Qualche ora prima di quel processo sommario che si concluse con la sua
condanna, il Signore Gesù si recò coi suoi discepoli in un giardino chiamato
Getsemani. Allontanatosi un po’ da loro per pregare il Padre, si immerse in una
preghiera così intensa che “il suo sudore diventò come grosse gocce di sangue”.
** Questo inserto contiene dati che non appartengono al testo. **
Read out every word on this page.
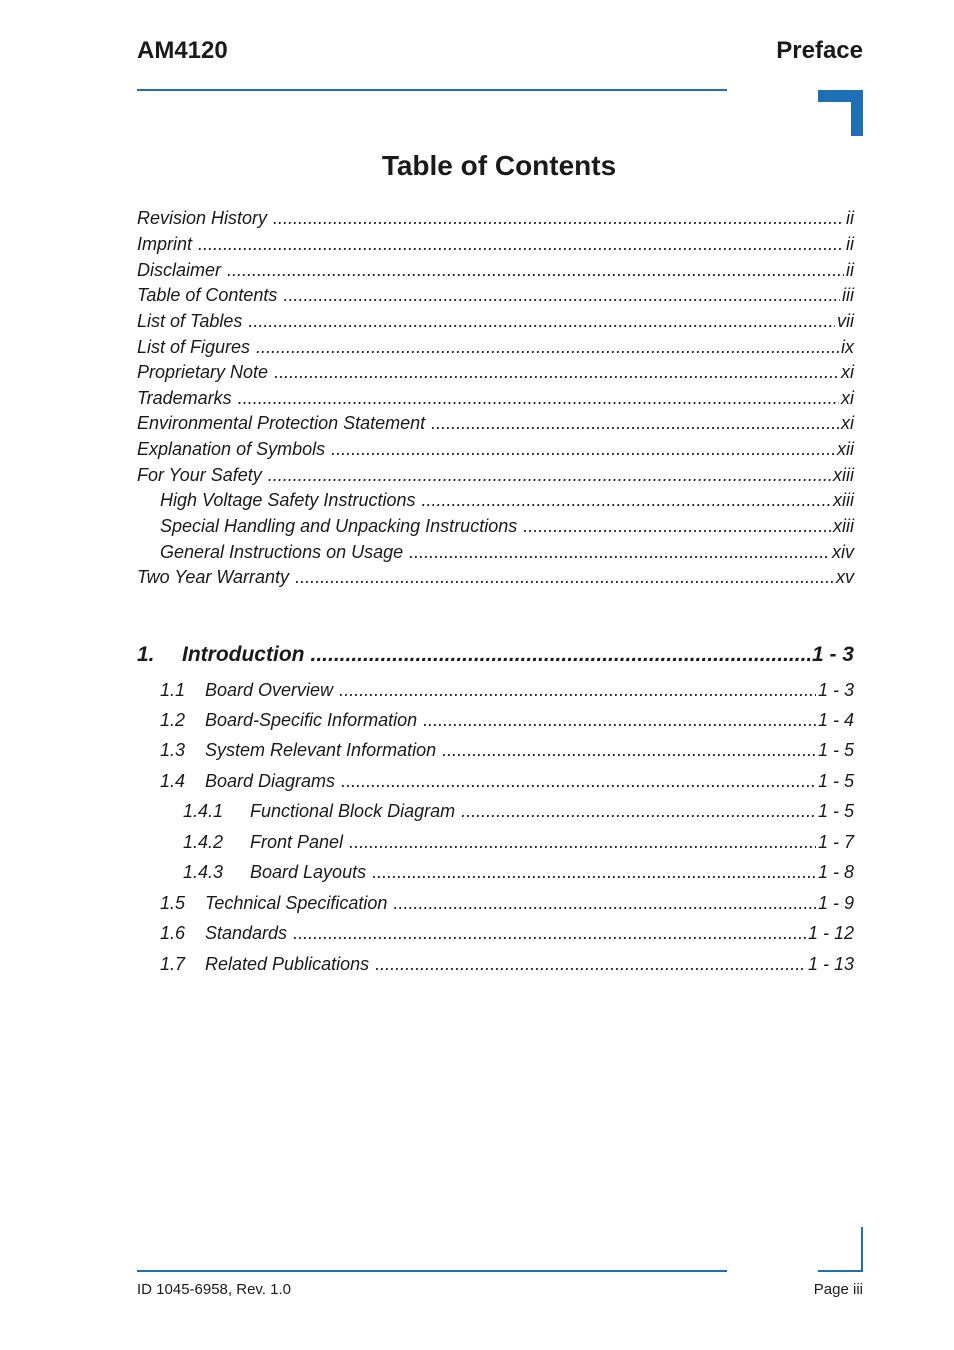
AM4120	Preface
Table of Contents
Revision History .....	ii
Imprint .....	ii
Disclaimer .....	ii
Table of Contents .....	iii
List of Tables .....	vii
List of Figures .....	ix
Proprietary Note .....	xi
Trademarks .....	xi
Environmental Protection Statement .....	xi
Explanation of Symbols .....	xii
For Your Safety .....	xiii
High Voltage Safety Instructions .....	xiii
Special Handling and Unpacking Instructions .....	xiii
General Instructions on Usage .....	xiv
Two Year Warranty .....	xv
1.	Introduction .....	1 - 3
1.1	Board Overview .....	1 - 3
1.2	Board-Specific Information .....	1 - 4
1.3	System Relevant Information .....	1 - 5
1.4	Board Diagrams .....	1 - 5
1.4.1	Functional Block Diagram .....	1 - 5
1.4.2	Front Panel .....	1 - 7
1.4.3	Board Layouts .....	1 - 8
1.5	Technical Specification .....	1 - 9
1.6	Standards .....	1 - 12
1.7	Related Publications .....	1 - 13
ID 1045-6958, Rev. 1.0	Page iii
Per salvare gli uomini, lui che è senza peccato, accettò dalla mano del Padre
quello che Lui definisce “un calice” al quale doveva bere, simbolo di tutto ciò che
avrebbe dovuto soffrire sulla croce a causa dei nostri peccati. Dalla sua
morte in croce, Dio ne sarebbe uscito glorificato, e Satana vinto.
Gesù sapeva che per espiare il peccato doveva
pagare il prezzo dell’abbandono di Dio. Che angoscia ha provato al pensiero che
Dio, che aveva servito così fedelmente, stava per abbandonarlo! “Con alte grida
e con lacrime egli offrì preghiere e suppliche a colui che poteva salvarlo
dalla morte” (Ebrei 5:7). Egli ha anche chiesto a suo Padre di essere
risparmiato da quel “calice” di sofferenza, ma ha aggiunto, in perfetta
sottomissione: “Però non la mia volontà, ma la tua sia fatta”. Il Signore Gesù,
dopo quel momento di intensa comunione con il Padre, si rialzò, pronto a
compiere l’opera per la quale era venuto.
Come i suoi discepoli, che erano presenti ma
addormentati, anche noi non riusciamo a comprendere l’angoscia del Signore, ma
possiamo ringraziarlo e adorarlo con tutto il cuore.